There are two parts here. Regarding HADOOP-5170, you can see that it
was strongly debated in the JIRA comments. This patch was backed out
of 0.21 (the version it was scheduled to part of) and the author opted
to submit it as part of the Fair Scheduler rather than Hadoop MR. I'm
not sure of the exact status as to its inclusion in the fair scheduler
code base.

While the JobConf (and many related mapred.* classes) are marked
@Deprecated the reality is that they will probably be un-deprecated
for the next release. They'll be around for a while.

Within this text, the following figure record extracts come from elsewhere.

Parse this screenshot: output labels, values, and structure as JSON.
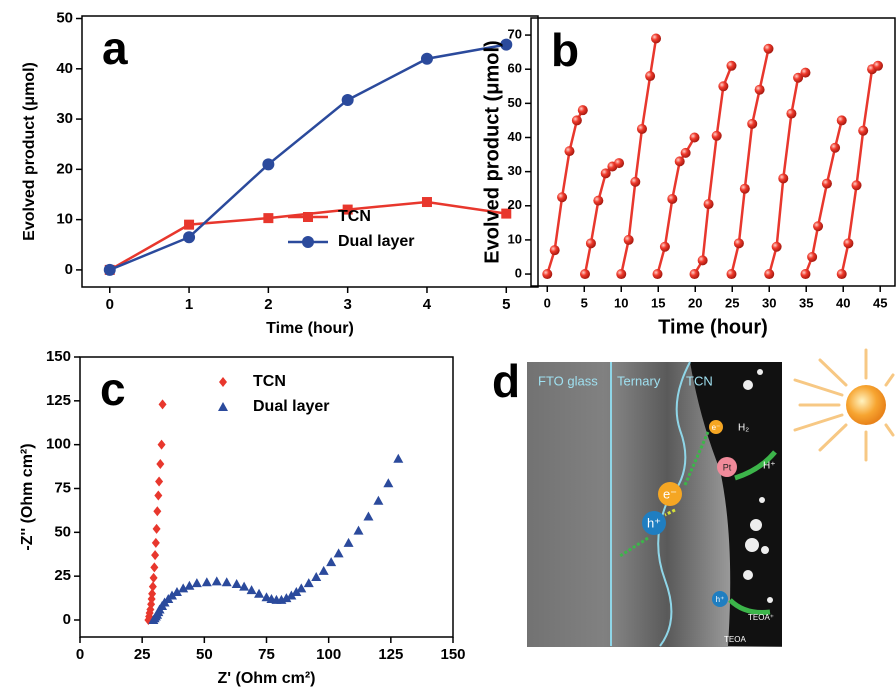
{
  "chart_data": [
    {
      "type": "line",
      "panel_label": "a",
      "xlabel": "Time (hour)",
      "ylabel": "Evolved product (μmol)",
      "x": [
        0,
        1,
        2,
        3,
        4,
        5
      ],
      "xlim": [
        -0.35,
        5.4
      ],
      "xticks": [
        0,
        1,
        2,
        3,
        4,
        5
      ],
      "ylim": [
        -3.4,
        50.5
      ],
      "yticks": [
        0,
        10,
        20,
        30,
        40,
        50
      ],
      "legend": "lower right",
      "series": [
        {
          "name": "TCN",
          "color": "#e8372d",
          "marker": "square",
          "values": [
            0,
            9,
            10.3,
            12,
            13.5,
            11.2
          ]
        },
        {
          "name": "Dual layer",
          "color": "#2b4a9c",
          "marker": "circle",
          "values": [
            0,
            6.5,
            21,
            33.8,
            42,
            44.8
          ]
        }
      ]
    },
    {
      "type": "line",
      "panel_label": "b",
      "xlabel": "Time (hour)",
      "ylabel": "Evolved product (μmol)",
      "xlim": [
        -2.2,
        47
      ],
      "xticks": [
        0,
        5,
        10,
        15,
        20,
        25,
        30,
        35,
        40,
        45
      ],
      "ylim": [
        -3.5,
        75
      ],
      "yticks": [
        0,
        10,
        20,
        30,
        40,
        50,
        60,
        70
      ],
      "series": [
        {
          "color": "#e8372d",
          "marker": "sphere",
          "x": [
            0,
            1,
            2,
            3,
            4,
            4.8
          ],
          "values": [
            0,
            7,
            22.5,
            36,
            45,
            48
          ]
        },
        {
          "color": "#e8372d",
          "marker": "sphere",
          "x": [
            5.1,
            5.9,
            6.9,
            7.9,
            8.8,
            9.7
          ],
          "values": [
            0,
            9,
            21.5,
            29.5,
            31.5,
            32.5
          ]
        },
        {
          "color": "#e8372d",
          "marker": "sphere",
          "x": [
            10,
            11,
            11.9,
            12.8,
            13.9,
            14.7
          ],
          "values": [
            0,
            10,
            27,
            42.5,
            58,
            69
          ]
        },
        {
          "color": "#e8372d",
          "marker": "sphere",
          "x": [
            14.9,
            15.9,
            16.9,
            17.9,
            18.7,
            19.9
          ],
          "values": [
            0,
            8,
            22,
            33,
            35.5,
            40
          ]
        },
        {
          "color": "#e8372d",
          "marker": "sphere",
          "x": [
            19.9,
            21,
            21.8,
            22.9,
            23.8,
            24.9
          ],
          "values": [
            0,
            4,
            20.5,
            40.5,
            55,
            61
          ]
        },
        {
          "color": "#e8372d",
          "marker": "sphere",
          "x": [
            24.9,
            25.9,
            26.7,
            27.7,
            28.7,
            29.9
          ],
          "values": [
            0,
            9,
            25,
            44,
            54,
            66
          ]
        },
        {
          "color": "#e8372d",
          "marker": "sphere",
          "x": [
            30,
            31,
            31.9,
            33,
            33.9,
            34.9
          ],
          "values": [
            0,
            8,
            28,
            47,
            57.5,
            59
          ]
        },
        {
          "color": "#e8372d",
          "marker": "sphere",
          "x": [
            34.9,
            35.8,
            36.6,
            37.8,
            38.9,
            39.8
          ],
          "values": [
            0,
            5,
            14,
            26.5,
            37,
            45
          ]
        },
        {
          "color": "#e8372d",
          "marker": "sphere",
          "x": [
            39.8,
            40.7,
            41.8,
            42.7,
            43.9,
            44.7
          ],
          "values": [
            0,
            9,
            26,
            42,
            60,
            61
          ]
        }
      ]
    },
    {
      "type": "scatter",
      "panel_label": "c",
      "xlabel": "Z' (Ohm cm²)",
      "ylabel": "-Z'' (Ohm cm²)",
      "xlim": [
        0,
        150
      ],
      "xticks": [
        0,
        25,
        50,
        75,
        100,
        125,
        150
      ],
      "ylim": [
        -9.7,
        150
      ],
      "yticks": [
        0,
        25,
        50,
        75,
        100,
        125,
        150
      ],
      "legend": "upper right",
      "series": [
        {
          "name": "TCN",
          "color": "#e8372d",
          "marker": "diamond",
          "x": [
            27.5,
            27.8,
            28,
            28.3,
            28.6,
            28.8,
            29,
            29.3,
            29.6,
            29.9,
            30.2,
            30.5,
            30.8,
            31.1,
            31.5,
            31.8,
            32.3,
            32.8,
            33.2
          ],
          "values": [
            0,
            2,
            4,
            6,
            9,
            12,
            15,
            19,
            24,
            30,
            37,
            44,
            52,
            62,
            71,
            79,
            89,
            100,
            123
          ]
        },
        {
          "name": "Dual layer",
          "color": "#2b4a9c",
          "marker": "triangle",
          "x": [
            29.5,
            30,
            30.5,
            31,
            31.5,
            32,
            33,
            34,
            35.5,
            37,
            39,
            41.5,
            44,
            47,
            51,
            55,
            59,
            63,
            66,
            69,
            72,
            75,
            77,
            79,
            81,
            83,
            85,
            87,
            89,
            92,
            95,
            98,
            101,
            104,
            108,
            112,
            116,
            120,
            124,
            128
          ],
          "values": [
            0,
            1,
            2,
            3,
            4.5,
            6,
            8,
            10,
            12,
            14,
            16,
            18,
            19.5,
            21,
            21.5,
            22,
            21.5,
            20.5,
            19,
            17,
            15,
            13,
            12,
            11.5,
            11.5,
            12.5,
            14,
            16,
            18,
            21,
            24.5,
            28,
            33,
            38,
            44,
            51,
            59,
            68,
            78,
            92
          ]
        }
      ]
    }
  ],
  "diagram": {
    "panel_label": "d",
    "layers": [
      "FTO glass",
      "Ternary",
      "TCN"
    ],
    "labels": {
      "electron": "e⁻",
      "electron_small": "e⁻",
      "hole": "h⁺",
      "hole_small": "h⁺",
      "pt": "Pt",
      "h2": "H₂",
      "proton": "H⁺",
      "teoa": "TEOA",
      "teoa_plus": "TEOA⁺"
    }
  }
}
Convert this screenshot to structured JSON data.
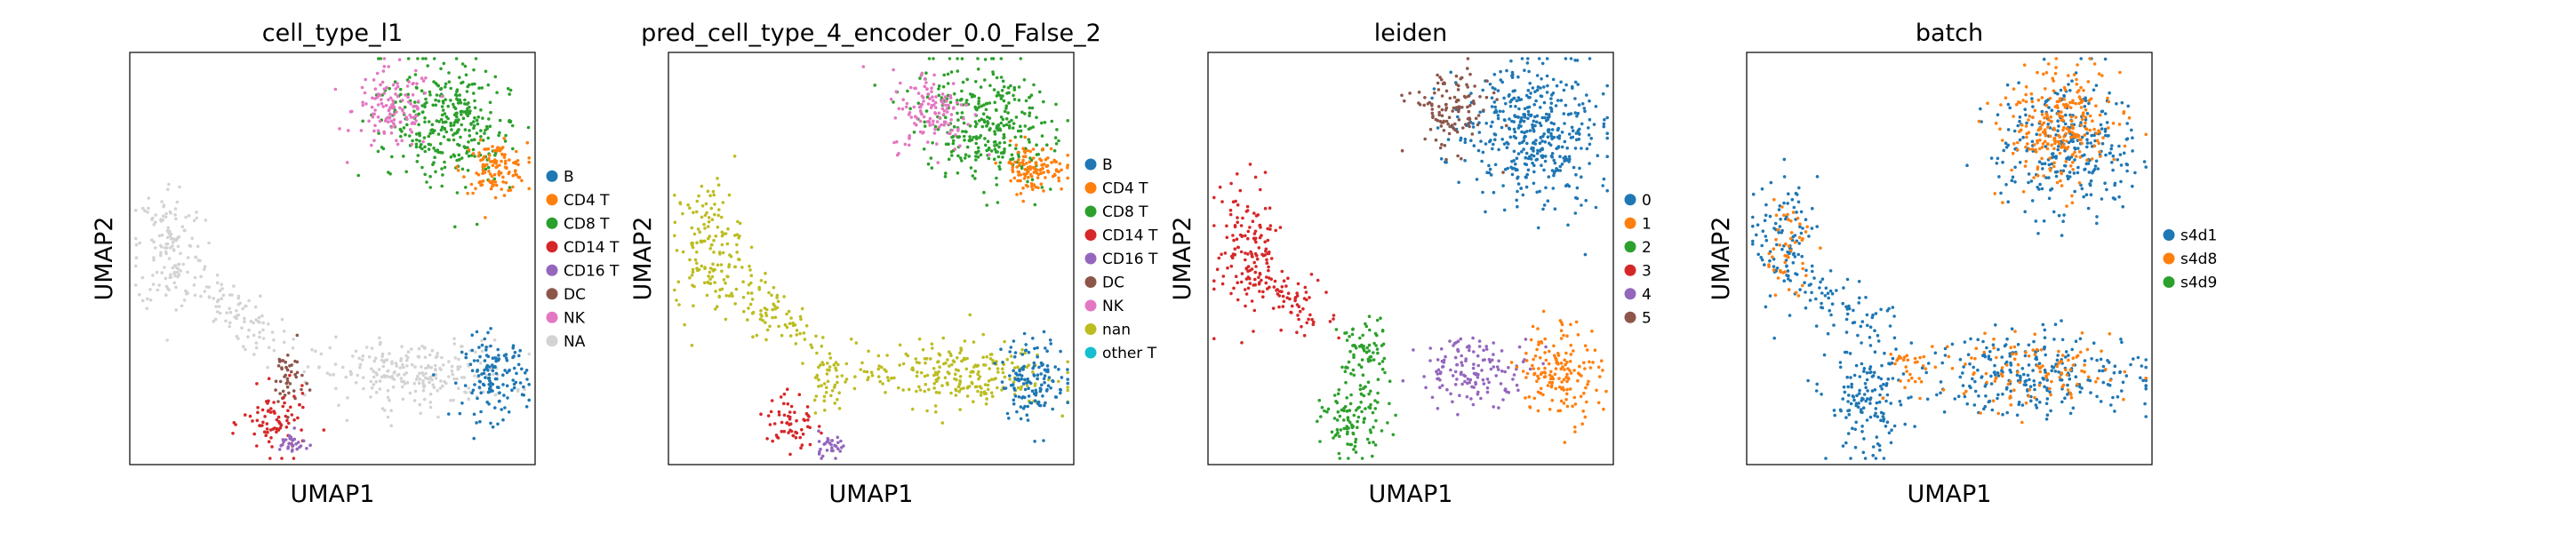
{
  "figure": {
    "layout": "4 UMAP scatter panels in one row, legend to the right of each panel"
  },
  "chart_data": [
    {
      "type": "scatter",
      "title": "cell_type_l1",
      "xlabel": "UMAP1",
      "ylabel": "UMAP2",
      "ticks": "none",
      "legend_placement": "right",
      "legend": [
        {
          "label": "B",
          "color": "#1f77b4"
        },
        {
          "label": "CD4 T",
          "color": "#ff7f0e"
        },
        {
          "label": "CD8 T",
          "color": "#2ca02c"
        },
        {
          "label": "CD14 T",
          "color": "#d62728"
        },
        {
          "label": "CD16 T",
          "color": "#9467bd"
        },
        {
          "label": "DC",
          "color": "#8c564b"
        },
        {
          "label": "NK",
          "color": "#e377c2"
        },
        {
          "label": "NA",
          "color": "#d3d3d3"
        }
      ],
      "groups": [
        {
          "label": "CD8 T",
          "color": "#2ca02c",
          "cx": 0.78,
          "cy": 0.83,
          "sx": 0.08,
          "sy": 0.07,
          "n": 340,
          "rot": -0.7
        },
        {
          "label": "NK",
          "color": "#e377c2",
          "cx": 0.65,
          "cy": 0.86,
          "sx": 0.05,
          "sy": 0.05,
          "n": 130,
          "rot": 0
        },
        {
          "label": "CD4 T",
          "color": "#ff7f0e",
          "cx": 0.9,
          "cy": 0.72,
          "sx": 0.04,
          "sy": 0.03,
          "n": 120,
          "rot": 0
        },
        {
          "label": "NA",
          "color": "#d3d3d3",
          "cx": 0.1,
          "cy": 0.53,
          "sx": 0.04,
          "sy": 0.08,
          "n": 140,
          "rot": 0
        },
        {
          "label": "NA",
          "color": "#d3d3d3",
          "cx": 0.24,
          "cy": 0.38,
          "sx": 0.08,
          "sy": 0.03,
          "n": 90,
          "rot": -0.6
        },
        {
          "label": "NA",
          "color": "#d3d3d3",
          "cx": 0.7,
          "cy": 0.22,
          "sx": 0.12,
          "sy": 0.04,
          "n": 240,
          "rot": 0
        },
        {
          "label": "B",
          "color": "#1f77b4",
          "cx": 0.9,
          "cy": 0.21,
          "sx": 0.04,
          "sy": 0.05,
          "n": 140,
          "rot": 0
        },
        {
          "label": "DC",
          "color": "#8c564b",
          "cx": 0.39,
          "cy": 0.21,
          "sx": 0.02,
          "sy": 0.04,
          "n": 45,
          "rot": 0
        },
        {
          "label": "CD14 T",
          "color": "#d62728",
          "cx": 0.36,
          "cy": 0.1,
          "sx": 0.04,
          "sy": 0.04,
          "n": 80,
          "rot": 0
        },
        {
          "label": "CD16 T",
          "color": "#9467bd",
          "cx": 0.4,
          "cy": 0.05,
          "sx": 0.02,
          "sy": 0.015,
          "n": 30,
          "rot": 0
        }
      ]
    },
    {
      "type": "scatter",
      "title": "pred_cell_type_4_encoder_0.0_False_2",
      "xlabel": "UMAP1",
      "ylabel": "UMAP2",
      "ticks": "none",
      "legend_placement": "right",
      "legend": [
        {
          "label": "B",
          "color": "#1f77b4"
        },
        {
          "label": "CD4 T",
          "color": "#ff7f0e"
        },
        {
          "label": "CD8 T",
          "color": "#2ca02c"
        },
        {
          "label": "CD14 T",
          "color": "#d62728"
        },
        {
          "label": "CD16 T",
          "color": "#9467bd"
        },
        {
          "label": "DC",
          "color": "#8c564b"
        },
        {
          "label": "NK",
          "color": "#e377c2"
        },
        {
          "label": "nan",
          "color": "#bcbd22"
        },
        {
          "label": "other T",
          "color": "#17becf"
        }
      ],
      "groups": [
        {
          "label": "CD8 T",
          "color": "#2ca02c",
          "cx": 0.78,
          "cy": 0.83,
          "sx": 0.08,
          "sy": 0.07,
          "n": 340,
          "rot": -0.7
        },
        {
          "label": "NK",
          "color": "#e377c2",
          "cx": 0.65,
          "cy": 0.86,
          "sx": 0.05,
          "sy": 0.05,
          "n": 130,
          "rot": 0
        },
        {
          "label": "CD4 T",
          "color": "#ff7f0e",
          "cx": 0.9,
          "cy": 0.72,
          "sx": 0.04,
          "sy": 0.03,
          "n": 120,
          "rot": 0
        },
        {
          "label": "nan",
          "color": "#bcbd22",
          "cx": 0.1,
          "cy": 0.53,
          "sx": 0.04,
          "sy": 0.08,
          "n": 140,
          "rot": 0
        },
        {
          "label": "nan",
          "color": "#bcbd22",
          "cx": 0.24,
          "cy": 0.38,
          "sx": 0.08,
          "sy": 0.03,
          "n": 90,
          "rot": -0.6
        },
        {
          "label": "nan",
          "color": "#bcbd22",
          "cx": 0.7,
          "cy": 0.22,
          "sx": 0.12,
          "sy": 0.04,
          "n": 240,
          "rot": 0
        },
        {
          "label": "B",
          "color": "#1f77b4",
          "cx": 0.9,
          "cy": 0.21,
          "sx": 0.04,
          "sy": 0.05,
          "n": 140,
          "rot": 0
        },
        {
          "label": "nan",
          "color": "#bcbd22",
          "cx": 0.39,
          "cy": 0.21,
          "sx": 0.02,
          "sy": 0.04,
          "n": 45,
          "rot": 0
        },
        {
          "label": "CD14 T",
          "color": "#d62728",
          "cx": 0.3,
          "cy": 0.1,
          "sx": 0.03,
          "sy": 0.04,
          "n": 60,
          "rot": 0
        },
        {
          "label": "CD16 T",
          "color": "#9467bd",
          "cx": 0.4,
          "cy": 0.05,
          "sx": 0.02,
          "sy": 0.015,
          "n": 30,
          "rot": 0
        }
      ]
    },
    {
      "type": "scatter",
      "title": "leiden",
      "xlabel": "UMAP1",
      "ylabel": "UMAP2",
      "ticks": "none",
      "legend_placement": "right",
      "legend": [
        {
          "label": "0",
          "color": "#1f77b4"
        },
        {
          "label": "1",
          "color": "#ff7f0e"
        },
        {
          "label": "2",
          "color": "#2ca02c"
        },
        {
          "label": "3",
          "color": "#d62728"
        },
        {
          "label": "4",
          "color": "#9467bd"
        },
        {
          "label": "5",
          "color": "#8c564b"
        }
      ],
      "groups": [
        {
          "label": "0",
          "color": "#1f77b4",
          "cx": 0.8,
          "cy": 0.8,
          "sx": 0.09,
          "sy": 0.08,
          "n": 440,
          "rot": -0.7
        },
        {
          "label": "5",
          "color": "#8c564b",
          "cx": 0.6,
          "cy": 0.86,
          "sx": 0.05,
          "sy": 0.05,
          "n": 120,
          "rot": 0
        },
        {
          "label": "3",
          "color": "#d62728",
          "cx": 0.1,
          "cy": 0.52,
          "sx": 0.04,
          "sy": 0.08,
          "n": 140,
          "rot": 0
        },
        {
          "label": "3",
          "color": "#d62728",
          "cx": 0.2,
          "cy": 0.4,
          "sx": 0.06,
          "sy": 0.03,
          "n": 70,
          "rot": -0.6
        },
        {
          "label": "2",
          "color": "#2ca02c",
          "cx": 0.38,
          "cy": 0.26,
          "sx": 0.03,
          "sy": 0.05,
          "n": 80,
          "rot": 0
        },
        {
          "label": "2",
          "color": "#2ca02c",
          "cx": 0.36,
          "cy": 0.1,
          "sx": 0.04,
          "sy": 0.04,
          "n": 100,
          "rot": 0
        },
        {
          "label": "4",
          "color": "#9467bd",
          "cx": 0.66,
          "cy": 0.23,
          "sx": 0.07,
          "sy": 0.04,
          "n": 140,
          "rot": 0
        },
        {
          "label": "1",
          "color": "#ff7f0e",
          "cx": 0.87,
          "cy": 0.23,
          "sx": 0.05,
          "sy": 0.06,
          "n": 160,
          "rot": 0
        }
      ]
    },
    {
      "type": "scatter",
      "title": "batch",
      "xlabel": "UMAP1",
      "ylabel": "UMAP2",
      "ticks": "none",
      "legend_placement": "right",
      "legend": [
        {
          "label": "s4d1",
          "color": "#1f77b4"
        },
        {
          "label": "s4d8",
          "color": "#ff7f0e"
        },
        {
          "label": "s4d9",
          "color": "#2ca02c"
        }
      ],
      "groups": [
        {
          "label": "s4d1",
          "color": "#1f77b4",
          "cx": 0.78,
          "cy": 0.78,
          "sx": 0.09,
          "sy": 0.08,
          "n": 300,
          "rot": -0.7
        },
        {
          "label": "s4d8",
          "color": "#ff7f0e",
          "cx": 0.78,
          "cy": 0.82,
          "sx": 0.07,
          "sy": 0.07,
          "n": 260,
          "rot": -0.7
        },
        {
          "label": "s4d1",
          "color": "#1f77b4",
          "cx": 0.1,
          "cy": 0.53,
          "sx": 0.04,
          "sy": 0.08,
          "n": 110,
          "rot": 0
        },
        {
          "label": "s4d8",
          "color": "#ff7f0e",
          "cx": 0.1,
          "cy": 0.53,
          "sx": 0.03,
          "sy": 0.06,
          "n": 50,
          "rot": 0
        },
        {
          "label": "s4d1",
          "color": "#1f77b4",
          "cx": 0.24,
          "cy": 0.38,
          "sx": 0.07,
          "sy": 0.03,
          "n": 60,
          "rot": -0.6
        },
        {
          "label": "s4d1",
          "color": "#1f77b4",
          "cx": 0.3,
          "cy": 0.15,
          "sx": 0.05,
          "sy": 0.07,
          "n": 150,
          "rot": 0
        },
        {
          "label": "s4d8",
          "color": "#ff7f0e",
          "cx": 0.4,
          "cy": 0.23,
          "sx": 0.03,
          "sy": 0.04,
          "n": 30,
          "rot": 0
        },
        {
          "label": "s4d1",
          "color": "#1f77b4",
          "cx": 0.72,
          "cy": 0.22,
          "sx": 0.14,
          "sy": 0.05,
          "n": 260,
          "rot": 0
        },
        {
          "label": "s4d8",
          "color": "#ff7f0e",
          "cx": 0.72,
          "cy": 0.22,
          "sx": 0.12,
          "sy": 0.04,
          "n": 110,
          "rot": 0
        }
      ]
    }
  ]
}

> So I have no idea how to do this without changing the global tasktracker map
> task maximum value and
> restarting the system.

Unfortunately, there's no good way to handle this right now. You can
use the fair scheduler to create two pools with varying max tasks, but
that's cluster wide, not per host so I don't think that will be
helpful. A better option is to pack more work into each task in the
"lighter" of your two jobs so they have similar performance
characteristics, if possible. Of course, easier said than done, I
know.

-- 
Eric Sammer
phone: +1-917-287-2675
twitter: esammer
data: www.cloudera.com

Re: how to set max map tasks individually for each job?

Posted by Allen Wittenauer <aw...@linkedin.com>.
On Jun 3, 2010, at 1:45 AM, Alex Munteanu wrote:
> I am running several different mapreduce jobs. For some of them it is
> better to have a rather high number of running map tasks per node,
> whereas others do very intensive read operations on our database
> resulting in read timeouts. So for these jobs I'd like to set a much
> smaller limit of concurrently running map tasks.


IIRC, 0.21+capacity scheduler has some capabilities that might be useful here.  You can set a (global) default heap size per task.   For those jobs that you want to limit, you can double the size and the capacity scheduler will only schedule one of those tasks instead of two.